Monday, July 21, 2014

Who's left standing?

There appears to be some uncertainty about the results of today's hearing in the Corcoran matter.  Lee Rosenbaum reports that the AG told her standing was denied to "Save the Corcoran as an organization."  But Save the Corcoran as an organization tweets excitedly:  "Ladies & Gentlemen: We have standing. 9 of our plaintiffs were granted standing today. Trial starts Monday."

Saturday, July 19, 2014

"What makes a real Matisse better than a fake? What makes any original work or art more valuable and special than a copy?"

The Guardian's Jonathan Jones:  "maybe we are at last about to enter the revolutionary age Benjamin predicted, when reproductions become so good that originals no longer have any value."

Resale Royalty Update (UPDATED)

There was a flurry of coverage of the proposed resale royalty bill this week, centered around a hearing of the House IP Subcommittee on Tuesday.  The Art Newspaper's Julia Halperin says the bill is "gaining momentum in Congress."  More here from Artnet's Eileen Kinsella and here from AFC's Henry Kaye.  Nicholas O'Donnell has his usual helpful commentary here.  Despite all the noise, however, GovTrack still gives the bill just a 3% chance of being enacted.

I've been intending to write something more substantial about this issue (maybe if the chances of enactment rise to 5%, I will), but for now there's one point I'd like to make about the current version of the bill.  Though the "smart view" of the issue is that resale royalties are a terrible idea (for roughly the reasons expressed here), I think there are strong fairness-related reasons in support of the idea.  Christopher Rauschenberg had a Huffington Post piece this week where he talked about a work his father had sold to a collector for $900 which the collector later sold for $85,000.  Now imagine a similar example where the later sale was for $8 million.  That's the art world we find ourselves in today.  I think, in a case like that, most of us would have an intuition that that is deeply unfair to the artist and, all else being equal, if there were some way for her to share in that increase in value, that would be a good and just thing.  Now, that's not the end of the analysis -- all else might not be equal and there might be disadvantages to a resale royalty scheme that outweigh those fairness considerations, but I think it's at least worth acknowledging they exist.

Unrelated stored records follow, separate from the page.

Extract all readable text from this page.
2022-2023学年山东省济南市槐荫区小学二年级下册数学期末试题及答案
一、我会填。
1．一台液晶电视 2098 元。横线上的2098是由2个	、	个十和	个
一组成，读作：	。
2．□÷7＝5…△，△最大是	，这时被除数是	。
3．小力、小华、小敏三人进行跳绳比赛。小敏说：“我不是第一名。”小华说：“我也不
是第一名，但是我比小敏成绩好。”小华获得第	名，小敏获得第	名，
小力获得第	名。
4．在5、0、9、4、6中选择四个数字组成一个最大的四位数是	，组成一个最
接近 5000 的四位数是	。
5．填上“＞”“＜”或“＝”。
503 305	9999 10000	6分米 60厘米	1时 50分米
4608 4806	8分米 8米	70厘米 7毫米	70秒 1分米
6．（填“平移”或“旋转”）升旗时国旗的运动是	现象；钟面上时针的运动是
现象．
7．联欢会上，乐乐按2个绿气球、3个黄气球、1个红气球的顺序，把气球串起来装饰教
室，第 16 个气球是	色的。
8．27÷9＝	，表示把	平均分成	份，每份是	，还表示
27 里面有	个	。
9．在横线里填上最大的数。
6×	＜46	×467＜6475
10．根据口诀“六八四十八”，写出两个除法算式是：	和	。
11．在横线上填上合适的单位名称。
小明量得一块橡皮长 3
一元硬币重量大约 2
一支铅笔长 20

But here's the problem with the current bill:  it caps the royalty at $35,000.  So in our example, where the collector sells the $900 work for $8 million or $18 million or God knows what, the artist gets ... $35,000.  I suppose you could say that's better than nothing, but I'm not sure it does very much to diminish the sense of deep unfairness that attaches to the transaction.  And, without that, the bill becomes a lot harder to defend against its critics.

UPDATE:  Sergio agrees:  "If the issue is 'fairness' and just desserts, then why set a ceiling?"

"Japanese Artist Megumi Igarashi Arrested Over Vagina Kayak"

"A Japanese artist who made a kayak modeled on her vagina said ... she was 'outraged' by her arrest and vowed a court fight against obscenity charges.  Megumi Igarashi, 42, says she was challenging a culture of 'discrimination' against discussion of the vagina in Japanese society."

"The current value of the trust’s art collection, Shniberg says, is around $125 million."

Bloomberg's James Tarmy has a lengthy, interesting piece on the Artist Pension Trust, which is getting ready to start selling some work.  I guess the proof will be in the pudding, but I've long been a little skeptical for the reasons Tyler Cowen articulated here.  Cowen's bottom line:

" ... decompose the transaction.  Half of your income stream remains tied up in your own art and thus risky, minus the [28%] of course.  With the other half of your pension you decide to invest in not-yet-totally-famous artists.  Would anyone recommend such purchases on their own merits?  Is that your idea of insurance?"

"Psihoyos's arguments are entirely without merit."

Interesting copyright decision from Judge Kaplan in the Southern District regarding rights in photographs of sculpture.  Let's just say he was not amused by the photographer's arguments.

Ain't it Grand!

The WSJ:  Detroit's Water Cutoffs Spark Protests.